Enfim, fiada na bondade própria, entregou-se nas mãos de Deus, firme em resistir com o silêncio a quantas declarações e instâncias lhe pudessem sobrevir; e, calando tudo ao marido, para o forrar a alguns trabalhos, já andava até procurando maneira com que desculpar Lotário perante Anselmo, quando este lhe pedisse a explicação do bilhete.
Com estas idéias mais honradas que acertadas ou proveitosas, esteve no outro dia escutando a Lotário, o qual tanto carregou a mão nas instâncias, que a firmeza de Camila principiou a titubear, e bastante teve a sua honestidade que fazer para proibir aos olhos alguns sinais de amorosa compaixão que no peito lhe haviam despertado as lágrimas e súplicas do seu idólatra. Tudo aquilo ia ele notando, e abrasando-se cada vez mais.
Afinal pareceu-lhe que era mister apertar o combate à fortaleza, aproveitando o tempo que o marido para isso lhe deixava. Acometeu-a pela presunção, exaltando-lhe a formosura (não há coisa que mais depressa arrase as torres da vaidade das formosas, que a adulação); e para abreviarmos: com tanta habilidade soube minar aquela virtude, que, de bronze que a dama fora, não tivera remédio senão cair. Chorou, rogou, ofereceu, adulou, porfiou e fingiu, com tantos afetos, e tantas mostras de paixão, que lá se foi o recato de Camila; logrou-se o mais suspirado e mais inesperado triunfo.
Rendeu-se Camila; sim, Camila rendeu-se. Mas que admira, se a amizade de Lotário já também se tinha rendido? claro exemplo de que para se vencer a paixão amorosa não há outro remédio senão fugir-lhe, e que ninguém se deve tomar a braços com tão possante inimigo, porque só com forças divinas se venceriam as suas, com serem humanas.
Só Leonela soube a fraqueza de Camila; e como lha haviam de encobrir os dois namorados e desleais na amizade?
Não quis Lotário confessar a Camila qual fora o projeto de Anselmo, nem que fora ele mesmo quem lhe abrira passo para chegar àquele ponto, porque não queria que ela tivesse em menos apreço o seu amor, e imaginasse que sem premeditação, e só por uma fatalidade do acaso a havia perseguido.
Regressou Anselmo passados poucos dias, e não pôde perceber o que naquela casa faltava, que era de tudo o que ele mais estimava. Foi-se logo a visitar Lotário, encontrou-o, abraçaram-se e pediu-lhe novas da sua vida ou morte.

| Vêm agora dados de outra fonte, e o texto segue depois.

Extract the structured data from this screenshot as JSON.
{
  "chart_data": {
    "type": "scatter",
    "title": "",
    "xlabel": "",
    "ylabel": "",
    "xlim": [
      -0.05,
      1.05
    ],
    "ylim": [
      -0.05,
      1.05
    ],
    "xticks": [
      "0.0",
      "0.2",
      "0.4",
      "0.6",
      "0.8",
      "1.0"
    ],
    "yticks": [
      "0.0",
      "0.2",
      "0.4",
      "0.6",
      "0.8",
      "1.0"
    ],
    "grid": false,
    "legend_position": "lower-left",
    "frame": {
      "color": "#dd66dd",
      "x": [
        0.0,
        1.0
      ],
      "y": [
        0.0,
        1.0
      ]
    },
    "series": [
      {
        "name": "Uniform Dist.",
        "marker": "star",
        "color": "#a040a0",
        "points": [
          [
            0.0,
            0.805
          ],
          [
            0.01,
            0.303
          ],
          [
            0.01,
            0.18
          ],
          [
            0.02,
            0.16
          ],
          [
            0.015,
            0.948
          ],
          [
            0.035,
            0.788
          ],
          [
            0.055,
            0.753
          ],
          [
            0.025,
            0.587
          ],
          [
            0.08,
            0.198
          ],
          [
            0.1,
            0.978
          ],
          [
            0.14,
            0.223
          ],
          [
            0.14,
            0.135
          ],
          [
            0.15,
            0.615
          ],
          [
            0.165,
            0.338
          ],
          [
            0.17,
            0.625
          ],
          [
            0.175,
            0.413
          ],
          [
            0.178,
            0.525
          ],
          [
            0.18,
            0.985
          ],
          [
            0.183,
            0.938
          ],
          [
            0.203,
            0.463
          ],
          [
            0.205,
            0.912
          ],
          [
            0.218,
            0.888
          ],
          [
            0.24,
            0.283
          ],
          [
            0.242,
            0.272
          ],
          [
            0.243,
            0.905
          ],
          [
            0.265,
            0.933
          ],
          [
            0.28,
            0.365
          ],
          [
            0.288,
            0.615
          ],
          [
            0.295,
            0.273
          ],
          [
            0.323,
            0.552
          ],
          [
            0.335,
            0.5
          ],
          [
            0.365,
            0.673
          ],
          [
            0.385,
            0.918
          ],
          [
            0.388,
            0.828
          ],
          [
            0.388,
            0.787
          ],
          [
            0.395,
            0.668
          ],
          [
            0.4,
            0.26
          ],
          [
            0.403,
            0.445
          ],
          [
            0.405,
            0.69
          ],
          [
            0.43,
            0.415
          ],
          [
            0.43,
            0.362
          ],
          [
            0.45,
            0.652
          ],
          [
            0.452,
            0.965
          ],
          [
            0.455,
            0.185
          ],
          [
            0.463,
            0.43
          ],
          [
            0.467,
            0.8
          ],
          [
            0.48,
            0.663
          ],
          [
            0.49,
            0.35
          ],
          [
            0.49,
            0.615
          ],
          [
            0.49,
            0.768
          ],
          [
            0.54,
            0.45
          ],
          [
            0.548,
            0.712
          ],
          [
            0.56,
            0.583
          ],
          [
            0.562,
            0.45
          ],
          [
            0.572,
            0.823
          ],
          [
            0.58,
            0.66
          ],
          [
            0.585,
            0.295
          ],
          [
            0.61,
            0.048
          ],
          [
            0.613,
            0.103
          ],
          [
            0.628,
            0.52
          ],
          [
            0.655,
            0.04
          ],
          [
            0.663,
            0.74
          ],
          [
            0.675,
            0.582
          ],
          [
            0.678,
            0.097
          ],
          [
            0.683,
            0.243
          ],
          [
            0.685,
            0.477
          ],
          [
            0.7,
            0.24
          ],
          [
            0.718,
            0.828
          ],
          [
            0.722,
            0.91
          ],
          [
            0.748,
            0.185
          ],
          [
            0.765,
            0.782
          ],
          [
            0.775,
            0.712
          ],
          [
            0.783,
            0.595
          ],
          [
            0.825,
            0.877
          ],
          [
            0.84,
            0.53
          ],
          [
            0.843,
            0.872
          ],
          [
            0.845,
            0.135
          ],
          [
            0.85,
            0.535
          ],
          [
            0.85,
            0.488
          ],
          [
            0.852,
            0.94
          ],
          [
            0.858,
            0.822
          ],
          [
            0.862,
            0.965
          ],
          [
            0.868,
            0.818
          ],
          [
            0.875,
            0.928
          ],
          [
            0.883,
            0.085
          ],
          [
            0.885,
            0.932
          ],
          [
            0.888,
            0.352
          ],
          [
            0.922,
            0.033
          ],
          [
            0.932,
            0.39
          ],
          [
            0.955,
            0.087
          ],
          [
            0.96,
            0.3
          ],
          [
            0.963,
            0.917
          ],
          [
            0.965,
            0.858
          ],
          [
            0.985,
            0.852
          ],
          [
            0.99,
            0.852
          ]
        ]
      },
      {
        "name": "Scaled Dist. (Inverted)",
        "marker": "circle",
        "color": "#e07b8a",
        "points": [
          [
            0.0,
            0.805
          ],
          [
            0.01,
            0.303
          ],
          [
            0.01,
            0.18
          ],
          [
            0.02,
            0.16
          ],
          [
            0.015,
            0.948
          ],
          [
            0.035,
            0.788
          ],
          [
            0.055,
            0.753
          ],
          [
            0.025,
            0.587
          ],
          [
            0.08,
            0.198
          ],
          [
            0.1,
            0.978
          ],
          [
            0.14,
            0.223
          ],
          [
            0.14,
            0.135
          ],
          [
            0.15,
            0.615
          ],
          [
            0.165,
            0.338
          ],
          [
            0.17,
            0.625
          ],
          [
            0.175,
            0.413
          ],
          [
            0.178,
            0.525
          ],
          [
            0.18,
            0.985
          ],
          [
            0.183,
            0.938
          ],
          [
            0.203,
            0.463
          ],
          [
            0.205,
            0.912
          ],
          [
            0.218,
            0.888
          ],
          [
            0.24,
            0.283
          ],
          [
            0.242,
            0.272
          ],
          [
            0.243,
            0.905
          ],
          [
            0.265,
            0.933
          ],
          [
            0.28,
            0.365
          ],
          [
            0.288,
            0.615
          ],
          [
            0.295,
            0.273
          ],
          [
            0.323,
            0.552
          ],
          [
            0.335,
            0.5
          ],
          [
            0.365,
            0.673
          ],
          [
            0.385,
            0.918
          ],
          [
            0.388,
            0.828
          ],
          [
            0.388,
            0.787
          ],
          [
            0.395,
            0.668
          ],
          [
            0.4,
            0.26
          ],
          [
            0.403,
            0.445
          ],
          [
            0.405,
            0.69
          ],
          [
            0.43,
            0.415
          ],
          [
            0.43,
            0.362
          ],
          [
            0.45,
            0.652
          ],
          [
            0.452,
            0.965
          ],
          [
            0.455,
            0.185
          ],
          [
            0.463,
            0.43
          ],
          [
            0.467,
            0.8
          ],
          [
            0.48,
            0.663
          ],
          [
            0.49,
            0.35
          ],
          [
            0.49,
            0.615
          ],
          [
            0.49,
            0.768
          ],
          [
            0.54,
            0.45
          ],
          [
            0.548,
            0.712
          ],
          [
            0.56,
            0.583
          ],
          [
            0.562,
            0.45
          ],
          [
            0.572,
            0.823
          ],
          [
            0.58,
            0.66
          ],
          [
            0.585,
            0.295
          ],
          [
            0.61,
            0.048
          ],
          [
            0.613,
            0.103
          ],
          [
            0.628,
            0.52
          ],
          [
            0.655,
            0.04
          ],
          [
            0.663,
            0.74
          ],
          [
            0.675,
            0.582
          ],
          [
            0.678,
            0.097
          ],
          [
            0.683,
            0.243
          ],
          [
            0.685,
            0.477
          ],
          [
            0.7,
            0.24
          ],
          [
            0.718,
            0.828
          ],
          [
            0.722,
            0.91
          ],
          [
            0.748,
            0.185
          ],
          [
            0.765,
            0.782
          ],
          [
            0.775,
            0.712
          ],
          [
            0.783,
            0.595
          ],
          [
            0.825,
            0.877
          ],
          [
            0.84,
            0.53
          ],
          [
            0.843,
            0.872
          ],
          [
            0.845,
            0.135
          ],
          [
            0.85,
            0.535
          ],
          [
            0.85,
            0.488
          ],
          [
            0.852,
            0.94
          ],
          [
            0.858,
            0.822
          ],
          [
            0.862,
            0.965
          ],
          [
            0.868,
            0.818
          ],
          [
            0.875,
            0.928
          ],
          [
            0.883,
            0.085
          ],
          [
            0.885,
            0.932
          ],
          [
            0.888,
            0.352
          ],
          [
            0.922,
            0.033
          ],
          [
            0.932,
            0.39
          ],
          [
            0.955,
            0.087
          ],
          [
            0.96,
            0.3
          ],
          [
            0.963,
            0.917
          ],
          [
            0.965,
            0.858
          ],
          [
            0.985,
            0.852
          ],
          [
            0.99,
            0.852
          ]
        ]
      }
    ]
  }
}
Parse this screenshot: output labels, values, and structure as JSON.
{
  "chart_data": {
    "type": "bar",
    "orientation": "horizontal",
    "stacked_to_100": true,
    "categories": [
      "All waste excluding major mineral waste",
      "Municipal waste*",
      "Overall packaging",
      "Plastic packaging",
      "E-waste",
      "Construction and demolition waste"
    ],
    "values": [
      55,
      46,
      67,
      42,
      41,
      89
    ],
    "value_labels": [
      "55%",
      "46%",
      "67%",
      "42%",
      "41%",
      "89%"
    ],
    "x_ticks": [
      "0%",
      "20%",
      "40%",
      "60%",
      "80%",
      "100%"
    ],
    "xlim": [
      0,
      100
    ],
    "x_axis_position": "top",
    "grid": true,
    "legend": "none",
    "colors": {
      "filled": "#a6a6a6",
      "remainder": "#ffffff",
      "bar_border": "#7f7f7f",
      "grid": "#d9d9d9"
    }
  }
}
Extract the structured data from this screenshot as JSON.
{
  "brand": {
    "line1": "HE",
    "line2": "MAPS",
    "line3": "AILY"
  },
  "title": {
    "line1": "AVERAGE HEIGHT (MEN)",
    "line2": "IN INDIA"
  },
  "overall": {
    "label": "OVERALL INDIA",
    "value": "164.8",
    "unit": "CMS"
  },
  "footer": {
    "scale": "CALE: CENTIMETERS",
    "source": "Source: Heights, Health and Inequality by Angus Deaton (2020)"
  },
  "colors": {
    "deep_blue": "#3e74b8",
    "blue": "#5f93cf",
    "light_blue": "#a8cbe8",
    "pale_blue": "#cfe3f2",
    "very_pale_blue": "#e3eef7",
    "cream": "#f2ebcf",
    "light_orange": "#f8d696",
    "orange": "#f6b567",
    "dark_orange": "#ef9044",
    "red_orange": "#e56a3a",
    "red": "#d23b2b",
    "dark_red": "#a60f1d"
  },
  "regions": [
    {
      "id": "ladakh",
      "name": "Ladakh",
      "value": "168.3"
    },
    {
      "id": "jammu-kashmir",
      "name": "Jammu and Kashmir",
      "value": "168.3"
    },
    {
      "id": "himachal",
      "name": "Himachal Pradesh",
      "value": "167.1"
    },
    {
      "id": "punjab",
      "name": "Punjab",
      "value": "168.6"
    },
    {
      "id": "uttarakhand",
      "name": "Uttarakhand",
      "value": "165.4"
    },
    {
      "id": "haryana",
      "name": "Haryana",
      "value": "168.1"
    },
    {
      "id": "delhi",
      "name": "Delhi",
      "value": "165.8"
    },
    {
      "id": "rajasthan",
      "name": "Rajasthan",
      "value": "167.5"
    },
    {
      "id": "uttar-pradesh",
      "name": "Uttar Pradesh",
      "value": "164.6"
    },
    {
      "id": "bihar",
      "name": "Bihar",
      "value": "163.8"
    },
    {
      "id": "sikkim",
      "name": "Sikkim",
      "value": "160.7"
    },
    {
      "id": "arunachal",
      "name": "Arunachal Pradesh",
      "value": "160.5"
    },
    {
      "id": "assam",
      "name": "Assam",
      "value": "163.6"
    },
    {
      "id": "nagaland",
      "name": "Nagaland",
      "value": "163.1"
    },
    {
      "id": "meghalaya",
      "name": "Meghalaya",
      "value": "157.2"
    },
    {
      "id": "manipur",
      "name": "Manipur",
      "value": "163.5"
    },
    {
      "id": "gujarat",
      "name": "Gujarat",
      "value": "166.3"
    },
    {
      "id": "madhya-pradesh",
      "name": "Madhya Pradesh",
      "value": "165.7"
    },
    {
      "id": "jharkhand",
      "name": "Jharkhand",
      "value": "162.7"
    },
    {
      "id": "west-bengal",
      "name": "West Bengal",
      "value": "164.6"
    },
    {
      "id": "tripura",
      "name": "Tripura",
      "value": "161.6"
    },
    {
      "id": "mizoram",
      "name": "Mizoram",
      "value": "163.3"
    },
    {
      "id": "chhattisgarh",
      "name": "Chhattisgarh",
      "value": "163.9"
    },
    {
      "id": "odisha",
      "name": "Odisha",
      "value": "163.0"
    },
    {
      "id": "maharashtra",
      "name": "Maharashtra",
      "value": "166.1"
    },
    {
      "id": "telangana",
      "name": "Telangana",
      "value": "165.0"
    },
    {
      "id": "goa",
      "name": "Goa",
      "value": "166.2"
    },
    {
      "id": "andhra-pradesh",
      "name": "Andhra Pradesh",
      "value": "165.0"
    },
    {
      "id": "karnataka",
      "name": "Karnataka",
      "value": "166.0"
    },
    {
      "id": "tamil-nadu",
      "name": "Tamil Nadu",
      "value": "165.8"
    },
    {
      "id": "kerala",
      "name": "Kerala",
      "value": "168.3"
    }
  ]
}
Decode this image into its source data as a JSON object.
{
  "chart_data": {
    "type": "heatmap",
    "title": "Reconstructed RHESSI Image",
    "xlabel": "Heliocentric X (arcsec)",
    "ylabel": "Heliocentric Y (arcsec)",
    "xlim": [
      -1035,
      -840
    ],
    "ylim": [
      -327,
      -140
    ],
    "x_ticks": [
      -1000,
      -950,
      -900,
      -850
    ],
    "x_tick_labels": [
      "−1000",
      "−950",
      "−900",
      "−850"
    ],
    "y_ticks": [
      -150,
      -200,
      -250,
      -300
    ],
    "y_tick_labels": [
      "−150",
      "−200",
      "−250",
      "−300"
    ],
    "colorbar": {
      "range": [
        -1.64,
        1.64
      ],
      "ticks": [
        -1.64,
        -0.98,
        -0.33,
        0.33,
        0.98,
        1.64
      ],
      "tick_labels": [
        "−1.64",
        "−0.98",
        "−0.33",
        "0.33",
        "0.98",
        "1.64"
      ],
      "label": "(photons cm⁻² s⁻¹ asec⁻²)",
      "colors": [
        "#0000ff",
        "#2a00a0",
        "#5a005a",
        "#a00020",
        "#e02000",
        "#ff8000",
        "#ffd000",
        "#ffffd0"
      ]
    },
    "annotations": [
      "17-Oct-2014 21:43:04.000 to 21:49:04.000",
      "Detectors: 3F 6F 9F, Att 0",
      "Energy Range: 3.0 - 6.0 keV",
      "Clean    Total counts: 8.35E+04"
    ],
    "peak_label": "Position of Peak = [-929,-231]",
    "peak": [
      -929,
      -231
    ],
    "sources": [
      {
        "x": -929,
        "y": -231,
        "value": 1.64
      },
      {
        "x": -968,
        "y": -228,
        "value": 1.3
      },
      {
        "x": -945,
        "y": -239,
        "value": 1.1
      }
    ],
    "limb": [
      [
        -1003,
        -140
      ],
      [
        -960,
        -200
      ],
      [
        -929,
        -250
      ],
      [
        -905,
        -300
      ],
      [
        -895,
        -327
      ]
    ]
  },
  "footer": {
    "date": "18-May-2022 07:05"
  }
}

— As novas que te posso dar, amigo Anselmo — disse Lotário — são que tens uma mulher exemplar, o non plus ultra das honradas. As palavras que lhe disse levou-as o vento; os oferecimentos desprezaram-se; os presentes enjeitaram-se; e de algumas lágrimas que fingi fez-se zombaria despropositada. Em suma: assim como é o símbolo de todas as graças, é o santuário da honestidade, do comedimento, do recato e de todas as virtudes feminis. Retoma os teus dinheiros, amigo, eles aqui estão; não me foi necessário tocar-lhes; Camila não se rende a coisas tão baixas. Alegra-te, Anselmo, e deixa-te de mais experiências; uma vez que passaste a pé enxuto o mar das suspeitas que se podem e devem ter a respeito das mulheres, não tornes lá nem tomes outro piloto para confirmar a bondade e fortaleza do navio que o céu te deu para atravessares as ondas deste mundo; faze de conta que já estás em porto seguro, deita a âncora, e deixa-te ficar até que te venham obrigar pela dúvida que a ninguém se perdoa.
Certíssimo ficou Anselmo com estas ponderações de Lotário; creu delas como se de um oráculo lhe viessem; contudo sempre o exortou a prosseguir na empresa, ainda que não fosse senão por curiosidade e passatempo, embora as diligências daí avante fossem menos afincadas; o que só lhe exigia é que fizesse alguns versos em louvor dela com o nome de Clóris, que ele tomava a si o persuadir a Camila andar ele enamorado de certa dama, a quem disfarçara assim o verdadeiro nome, para não faltar ao respeito que à sua honestidade se devia, e que, se não queria tomar a si esse trabalho de fazer os versos, ele Anselmo os escreveria por ele.
— Não é preciso — disse Lotário — não me são as musas tão inimigas, que algumas vezes por ano me não visitem. Dize tu a Camila o mesmo que lhe disseste dos meus amores fingidos; que os versos eu os farei; não serão dignos do objeto, mas hão-de ser os melhores que eu puder.
Assim ficaram conchavados o impertinente e o traidor. Entrando em casa, perguntou Anselmo a sua mulher (o que ela se admirava de ele lhe não ter ainda perguntado) o motivo por que lhe tinha mandado o escrito.
Respondeu-lhe ela que se lhe havia figurado que Lotário encarava nela um tanto mais descomedidamente que dantes, enquanto ele estava em casa, mas que ao presente já estava certa de que não fora senão cisma sua porque Lotário fugia de vê-la e achar-se com ela a sós.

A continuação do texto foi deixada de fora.